Things have been deteriorating a bit this week. The homework fatigue I've been struggling with all my high school career has returned. So has the fuzziness that comes with my ADHD and low mood. I've been exhausted and out of focus for a week now. Some of my teachers insist on assigning ridiculous amounts of homework without actually teaching anything, which definitely doesn't help me.


The weather has really been ignoring me lately. I absolutely despise the snow. Winter in general has no appeal to me because of my seasonal depression. I think Minnesota has been through an identity crisis lately. The snow comes and goes every ten minutes, and when it comes, it comes like a January blizzard. It seems like something's unable to let winter go. Every time I look out of my window, I see another death rattle of the last season.


Speaking of my window, I've been enjoying the little things as much as I can. I have a lovely desk right in front of an extremely big second story window. I watch the sunset through it every night as I do my homework. The other day, a thought struck me that went something like this: millenniums of work went into securing me this spot on a spinny chair at a desk in front of a window. Only a generation ago, my father couldn't afford shoes. Two generations ago, my mother's father watched his father die of starvation during the famine. My father crawled his way out of a one-room dirt hut in a mountain village in China that was so small it didn't have a name. I live in a nice house in a nice neighborhood in a nice town in a first-world country. I am the product of lifetimes of hard work. Thousands of years of progress and suffering of my ancestors brought me to this point.
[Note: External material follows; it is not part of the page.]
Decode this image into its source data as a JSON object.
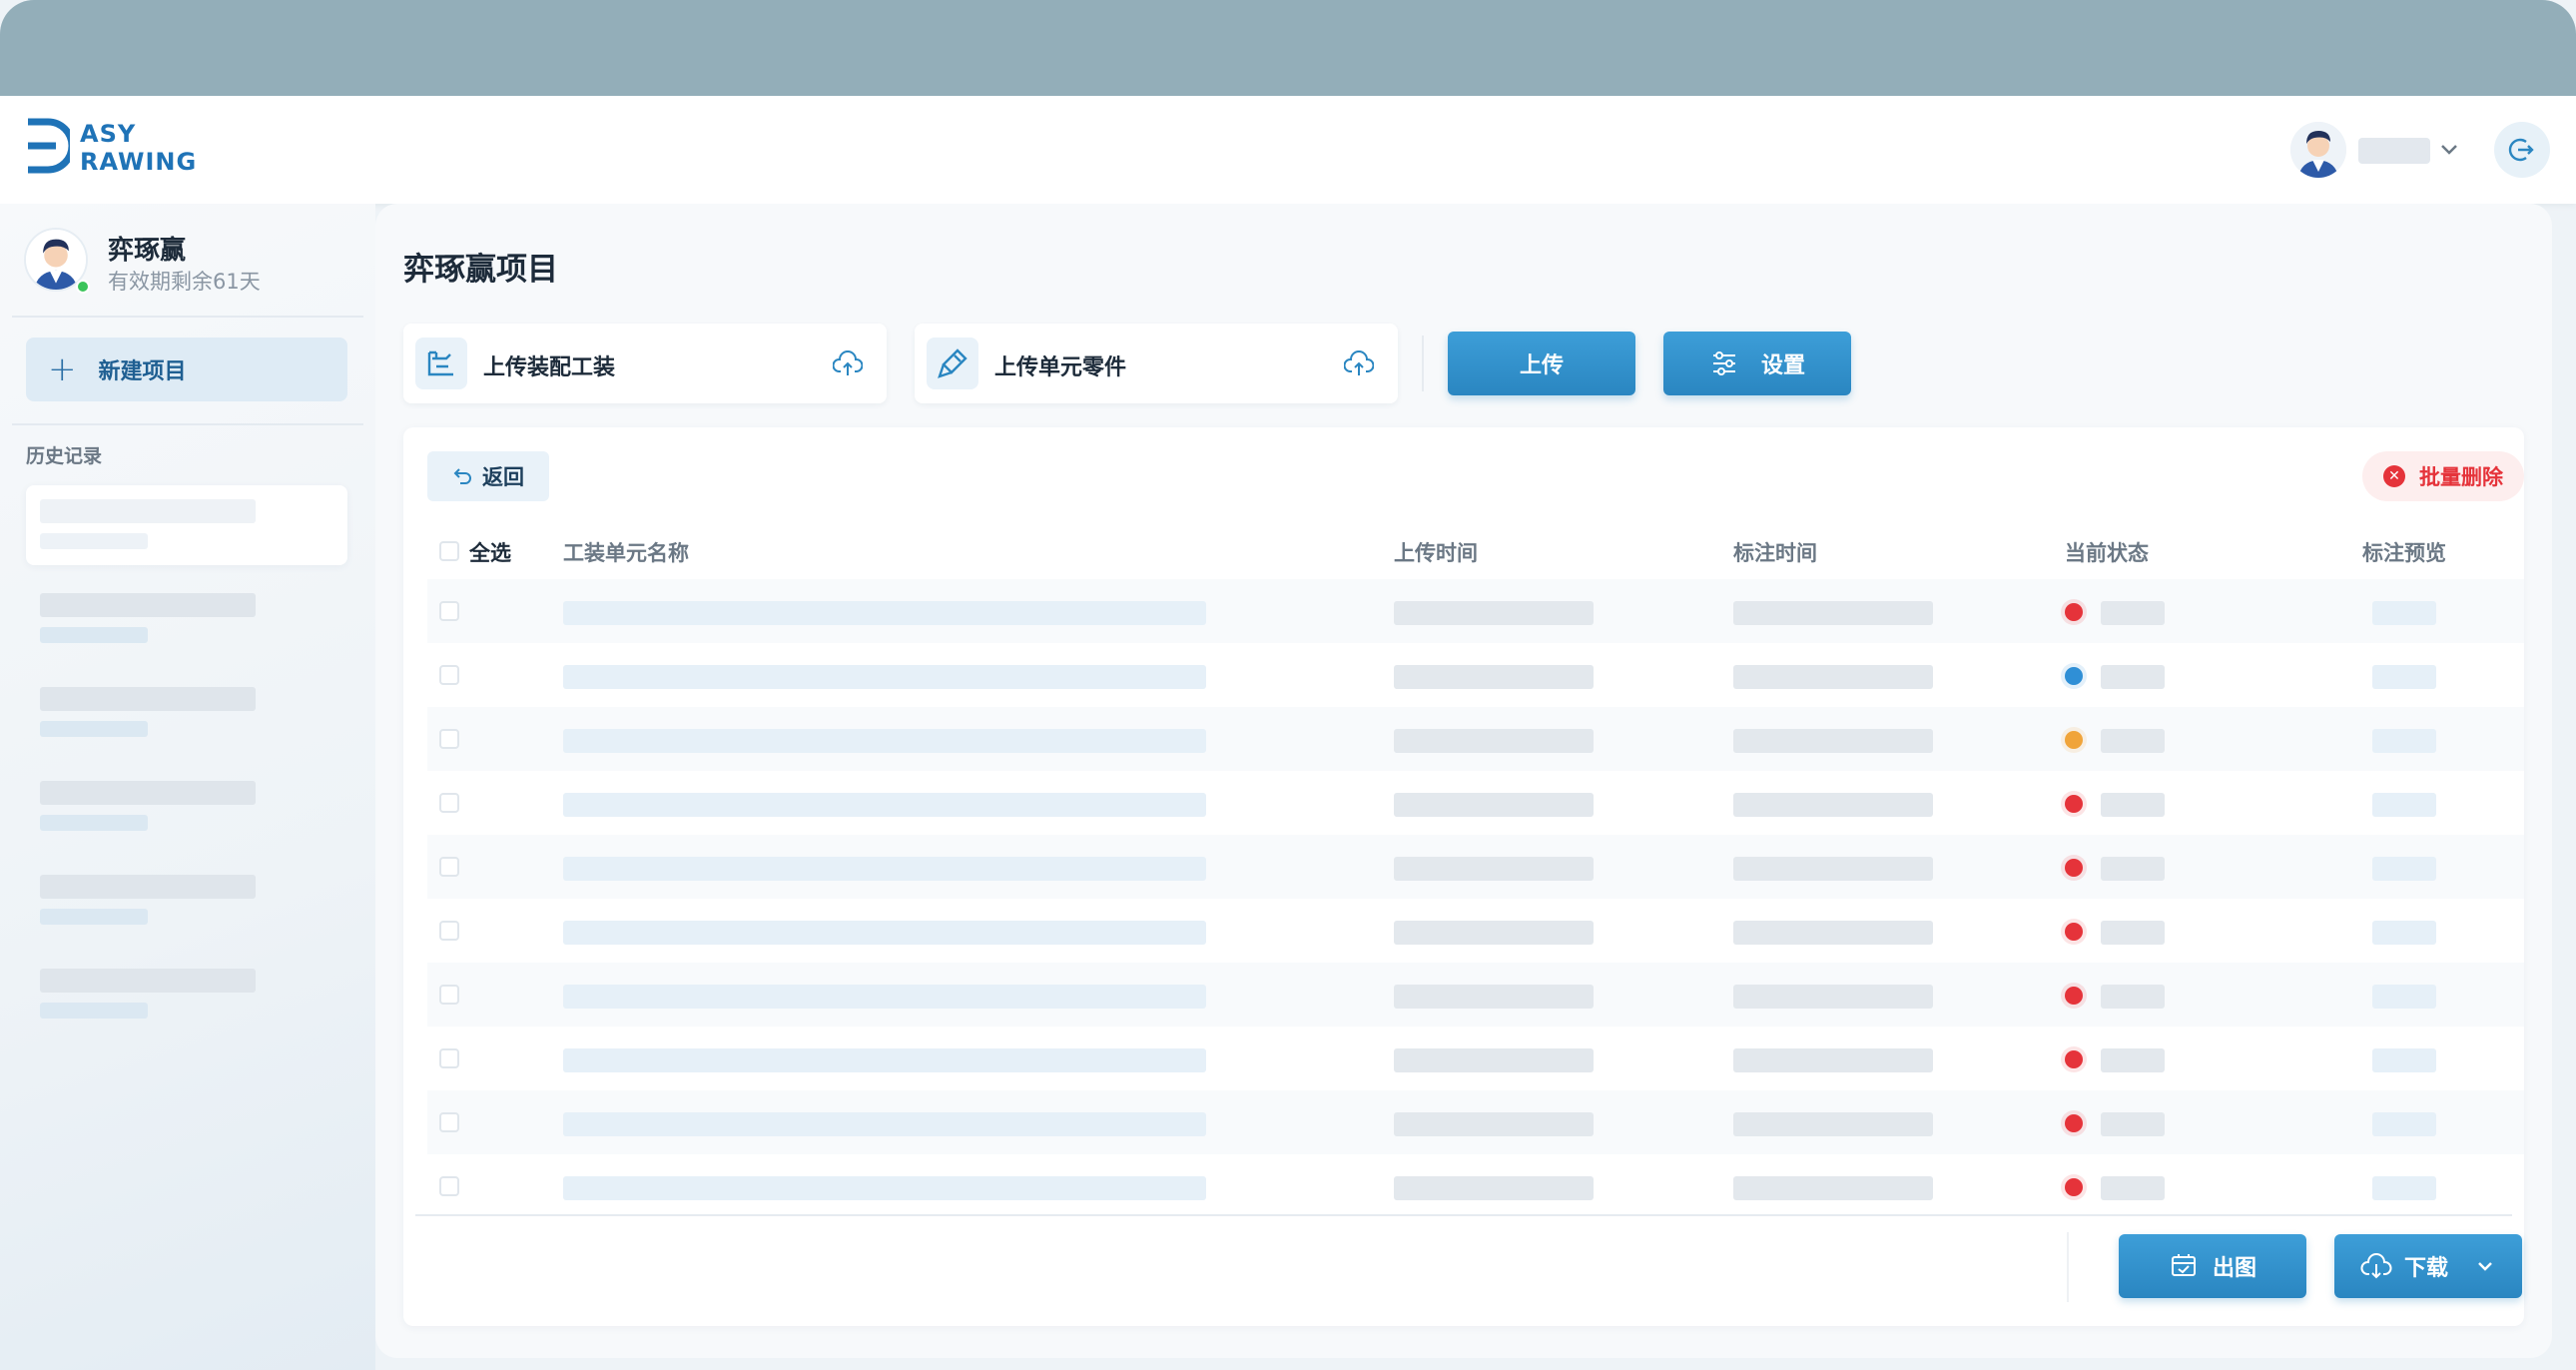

I've also been having other strange thoughts. My intrusive thoughts have been on my mind a lot lately, especially the grand and sweeping realizations. The first one was in November, at an FMAYS concert with the FMSO. Essentially, I was a high school student in the highest group of my age range in this city, playing at a joint concert with adults of the highest group of their age range. It felt like I was one of them. It was an incredible experience, and during it I had this thought: this is what I want to do for the rest of my life. It was such a striking and undeniable truth that after the concert was over, I was almost crying. That was my life's purpose.


I was at a friend's house in December when I had another one of those thoughts. He was hosting a party, and I was silent for a moment, just watching everyone and especially him. Then I thought: so THIS is why people get married. That was one of my more dramatic intrusive thoughts, but I understood why people commit their entire lifetimes to a single person, so they can have their little house in the suburbs and host parties with their friends--it's really that simple. It wasn't a romantic thought about him, just a realization about life.
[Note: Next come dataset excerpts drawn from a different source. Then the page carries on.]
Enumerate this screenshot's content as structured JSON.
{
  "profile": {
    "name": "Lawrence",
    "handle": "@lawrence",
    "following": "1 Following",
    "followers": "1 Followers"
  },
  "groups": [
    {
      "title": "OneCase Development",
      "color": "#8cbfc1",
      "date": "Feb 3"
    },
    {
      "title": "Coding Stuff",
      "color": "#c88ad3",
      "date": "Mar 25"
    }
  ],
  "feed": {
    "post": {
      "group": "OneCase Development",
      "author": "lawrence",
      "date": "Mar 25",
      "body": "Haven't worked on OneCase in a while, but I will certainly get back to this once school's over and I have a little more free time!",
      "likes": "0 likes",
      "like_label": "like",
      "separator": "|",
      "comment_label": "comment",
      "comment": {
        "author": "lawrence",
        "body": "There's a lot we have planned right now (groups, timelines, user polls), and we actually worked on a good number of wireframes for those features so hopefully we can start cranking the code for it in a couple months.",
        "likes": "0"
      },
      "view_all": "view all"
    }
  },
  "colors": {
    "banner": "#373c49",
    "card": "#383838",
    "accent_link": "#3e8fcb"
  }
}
I need another realization. I'm getting really tired and really bored. I need to experience something that reminds my brain to keep going instead of being stagnant and procrastinating and scraping by. I think I'll have one when the quarantine is over, but when it ends I'll also have to return to my high-stress life. I'm not sure I'll be ready for that any time soon, but I also don't know how long I can continue isolating myself as an extrovert.